Shell has been hit by increased legal costs this year, as it tries to extricate itself from the reserves scandal that broke in January.

The company faces investigations by regulators in the US, UK and the Netherlands as well as a host of civil lawsuits following its admission that it overstated its oil and natural gas reserves.

Among the most serious inquiries are the criminal investigation launched by the US Department of Justice and the investigation by the US Securities and Exchange Commission, which received the incorrect reserves data.

Some of the legal firms that have launched class action law suits against Shell said they had in recent months gained some leverage from a report penned by Davis Polk & Wardell, the US law firm, and commissioned by Shell’s board. The report found that company executives had been slow to reveal the full extent of the problems.
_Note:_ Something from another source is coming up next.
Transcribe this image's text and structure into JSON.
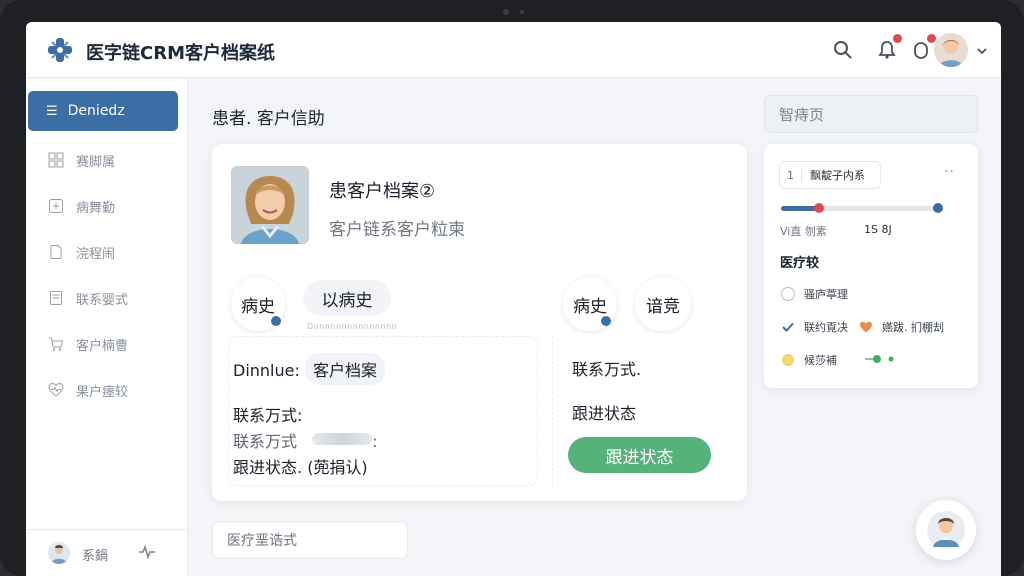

Shell is paying for its own defence and the legal costs of former executives Judy Boynton, chief financial officer, Sir Philip Watts, chairman, and Walter van de Vijver, head of exploration and production, all of whom were asked to resign in the wake of the crisis.

The review will include firms such as Allen & Overy, Baker & McKenzie, Clifford Chance, Cravath Swaine & Moore, Denton Wilde Sapte, Simmons & Simmons and Slaughter and May, which Royal Dutch/Shell has retained in the past.